So there we sat, me in the doorway and the two of them on the concrete, facing me. I saw the curiosity in his eyes then. In the eyes of the others there was reserve, and sometimes pity. In some there was awe, and in others horror. But in this man there was nothing but curiosity. He came with an empty mind.
'So what do you want me to tell you?' I asked the man. It was clear that he understood simple Tamil, that the woman would interpret the long words and the nuances.

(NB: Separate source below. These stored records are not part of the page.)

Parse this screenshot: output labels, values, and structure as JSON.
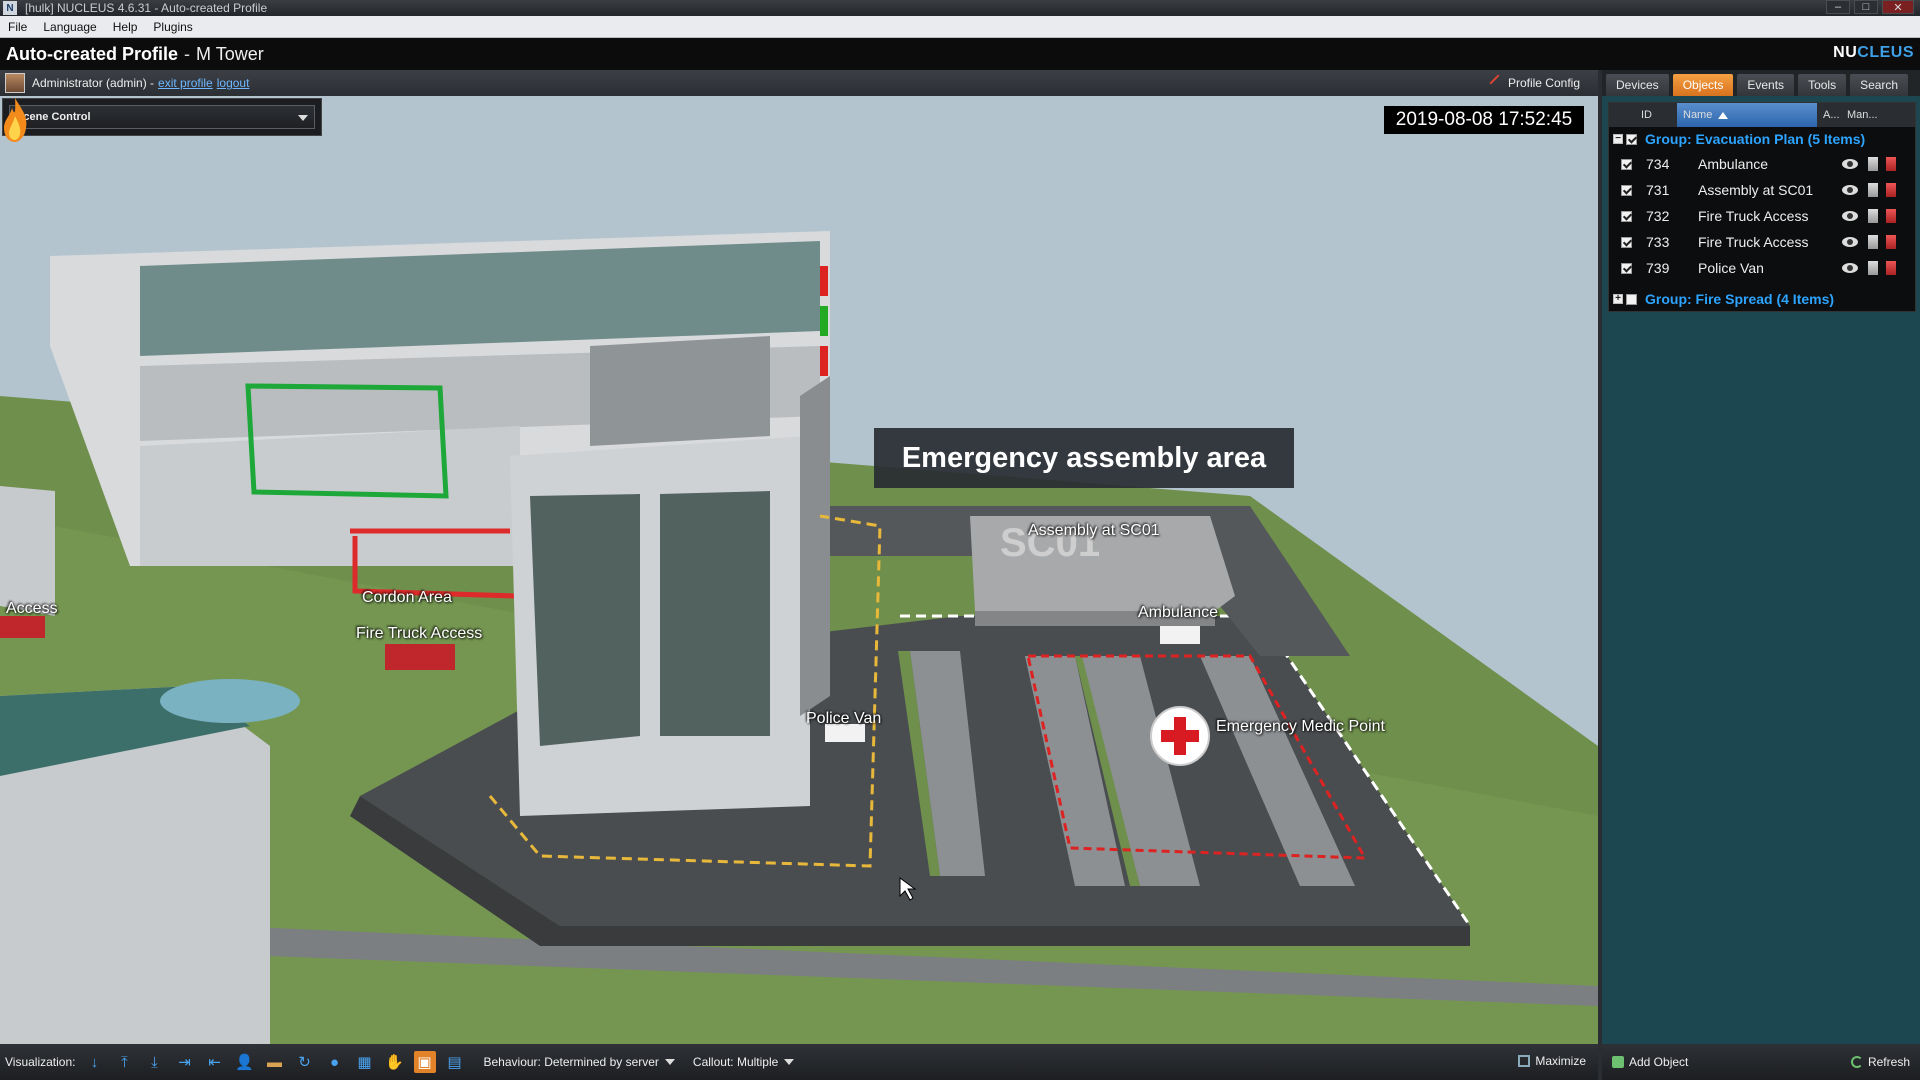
{
  "window": {
    "title": "[hulk] NUCLEUS 4.6.31 - Auto-created Profile",
    "app_icon": "N",
    "controls": {
      "minimize": "‒",
      "maximize": "□",
      "close": "✕"
    }
  },
  "menu": {
    "items": [
      "File",
      "Language",
      "Help",
      "Plugins"
    ]
  },
  "header": {
    "profile_name": "Auto-created Profile",
    "separator": "-",
    "site_name": "M Tower",
    "brand_nu": "NU",
    "brand_cleus": "CLEUS"
  },
  "userbar": {
    "user_text": "Administrator (admin) -",
    "exit_profile": "exit profile",
    "logout": "logout",
    "profile_config": "Profile Config"
  },
  "viewport": {
    "scene_control": "Scene Control",
    "timestamp": "2019-08-08 17:52:45",
    "banner": "Emergency assembly area",
    "labels": {
      "access": "Access",
      "cordon_area": "Cordon Area",
      "fire_truck_access": "Fire Truck Access",
      "assembly": "Assembly at SC01",
      "ambulance": "Ambulance",
      "police_van": "Police Van",
      "medic_point": "Emergency Medic Point",
      "ground_mark": "SC01"
    }
  },
  "bottombar": {
    "visualization_label": "Visualization:",
    "icons": [
      "arrow-down-icon",
      "arrow-top-icon",
      "arrow-bottom-icon",
      "arrow-right-end-icon",
      "arrow-left-end-icon",
      "person-icon",
      "folder-icon",
      "rotate-icon",
      "globe-icon",
      "grid-icon",
      "hand-icon",
      "box-icon",
      "map-icon"
    ],
    "behaviour": "Behaviour: Determined by server",
    "callout": "Callout: Multiple",
    "maximize": "Maximize"
  },
  "rightpanel": {
    "tabs": [
      {
        "label": "Devices",
        "active": false
      },
      {
        "label": "Objects",
        "active": true
      },
      {
        "label": "Events",
        "active": false
      },
      {
        "label": "Tools",
        "active": false
      },
      {
        "label": "Search",
        "active": false
      }
    ],
    "columns": {
      "id": "ID",
      "name": "Name",
      "a": "A...",
      "man": "Man..."
    },
    "groups": [
      {
        "title": "Group: Evacuation Plan (5 Items)",
        "expanded": true,
        "checked": true,
        "items": [
          {
            "id": "734",
            "name": "Ambulance"
          },
          {
            "id": "731",
            "name": "Assembly at SC01"
          },
          {
            "id": "732",
            "name": "Fire Truck Access"
          },
          {
            "id": "733",
            "name": "Fire Truck Access"
          },
          {
            "id": "739",
            "name": "Police Van"
          }
        ]
      },
      {
        "title": "Group: Fire Spread (4 Items)",
        "expanded": false,
        "checked": false,
        "items": []
      }
    ],
    "add_object": "Add Object",
    "refresh": "Refresh"
  },
  "colors": {
    "accent_orange": "#e2832a",
    "group_blue": "#2da4ff",
    "panel_teal": "#1d4750",
    "cross_red": "#d81b22"
  }
}
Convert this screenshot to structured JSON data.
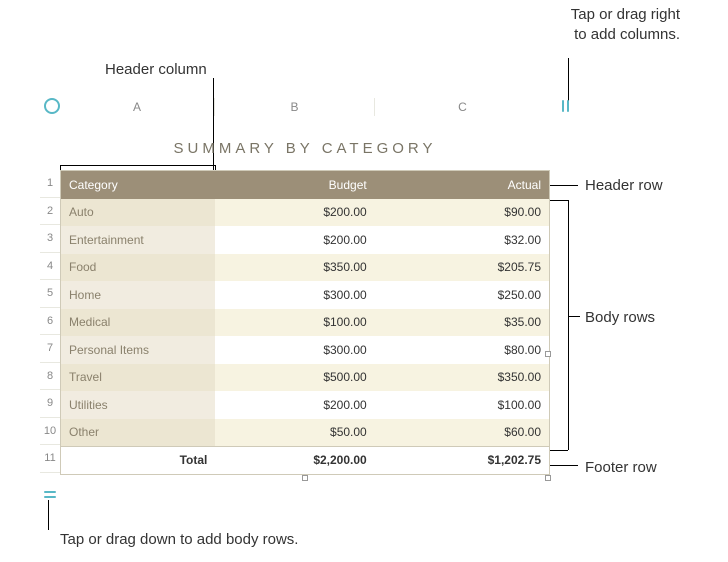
{
  "annotations": {
    "header_column": "Header column",
    "add_columns": "Tap or drag right to add columns.",
    "header_row": "Header row",
    "body_rows": "Body rows",
    "footer_row": "Footer row",
    "add_rows": "Tap or drag down to add body rows."
  },
  "table": {
    "title": "SUMMARY BY CATEGORY",
    "col_labels": [
      "A",
      "B",
      "C"
    ],
    "row_labels": [
      "1",
      "2",
      "3",
      "4",
      "5",
      "6",
      "7",
      "8",
      "9",
      "10",
      "11"
    ],
    "header": {
      "category": "Category",
      "budget": "Budget",
      "actual": "Actual"
    },
    "rows": [
      {
        "category": "Auto",
        "budget": "$200.00",
        "actual": "$90.00"
      },
      {
        "category": "Entertainment",
        "budget": "$200.00",
        "actual": "$32.00"
      },
      {
        "category": "Food",
        "budget": "$350.00",
        "actual": "$205.75"
      },
      {
        "category": "Home",
        "budget": "$300.00",
        "actual": "$250.00"
      },
      {
        "category": "Medical",
        "budget": "$100.00",
        "actual": "$35.00"
      },
      {
        "category": "Personal Items",
        "budget": "$300.00",
        "actual": "$80.00"
      },
      {
        "category": "Travel",
        "budget": "$500.00",
        "actual": "$350.00"
      },
      {
        "category": "Utilities",
        "budget": "$200.00",
        "actual": "$100.00"
      },
      {
        "category": "Other",
        "budget": "$50.00",
        "actual": "$60.00"
      }
    ],
    "footer": {
      "label": "Total",
      "budget": "$2,200.00",
      "actual": "$1,202.75"
    }
  }
}
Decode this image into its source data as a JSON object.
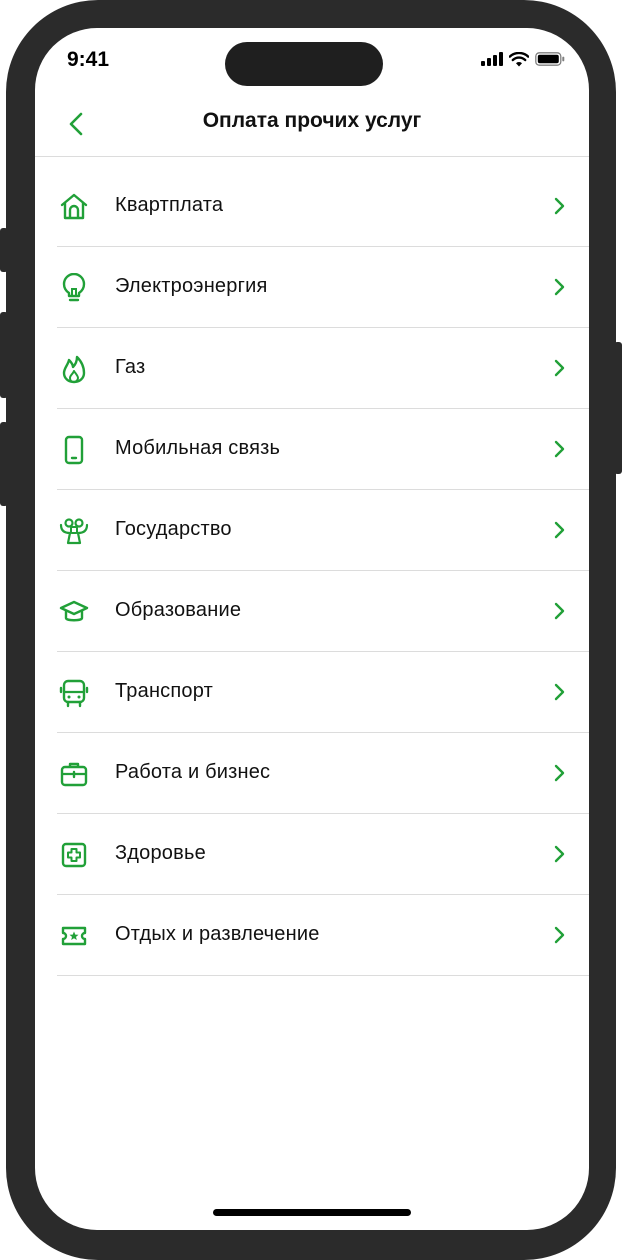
{
  "status_bar": {
    "time": "9:41"
  },
  "header": {
    "title": "Оплата прочих услуг"
  },
  "colors": {
    "accent": "#21a038",
    "text": "#111111",
    "divider": "#dcdcdc"
  },
  "services": [
    {
      "label": "Квартплата",
      "icon": "house-icon"
    },
    {
      "label": "Электроэнергия",
      "icon": "lightbulb-icon"
    },
    {
      "label": "Газ",
      "icon": "flame-icon"
    },
    {
      "label": "Мобильная связь",
      "icon": "smartphone-icon"
    },
    {
      "label": "Государство",
      "icon": "eagle-emblem-icon"
    },
    {
      "label": "Образование",
      "icon": "graduation-cap-icon"
    },
    {
      "label": "Транспорт",
      "icon": "bus-icon"
    },
    {
      "label": "Работа и бизнес",
      "icon": "briefcase-icon"
    },
    {
      "label": "Здоровье",
      "icon": "medical-cross-icon"
    },
    {
      "label": "Отдых и развлечение",
      "icon": "ticket-icon"
    }
  ]
}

He spoke to the woman in English, and she turned to me to ask, 'If the hundred and seventeen people you hanged could hear you today, what would you tell them?'
Strange question to start with. The others, the ones from the newspapers, asked about the rituals and the rope and how it was done, and added on at the end a question about how it felt. This man was starting with the heart of the matter. I thought in silence for a moment, but nothing surfaced in my mind. I have, after all, been asking myself this same question for the past quarter-century and have not yet found an answer. I shook my head. 'Later,' I said. 'Ask me something else now. I'll have to think about it.'
The man spoke in her ear, and she asked. 'Haven't you thought about it all along?'
'Yes,' I smiled at their youth. 'Very little else, these past few years, since I retired.'
'Well ...' she said, cocking an eyebrow at me.
'For some questions you don't get easy answers. Ask me something else.'
They spoke again, and she said, 'But this is the most important question. Unless he has some kind of a beginning of an answer he won't be able to write the book.'
'Why not?' I asked, trying to draw him towards the circus of rituals. 'There was a lot of ritual in the old days.'
He tapped her wrist. I think he didn't understand the word I used for ritual. She explained to him, and he spoke a question to her. She shook her head at him, but then turned to me. 'He says he knows that you are the only one who knows about what it was like in the days of the king, and afterwards. That is why he has come to you. He asks, from your point of view, did it make a difference?'
That was easy to answer. 'No,' I said. 'It made no difference who gave the orders, the king or the government that followed him.' After I'd said this, I felt that it wasn't entirely true, but I let it be.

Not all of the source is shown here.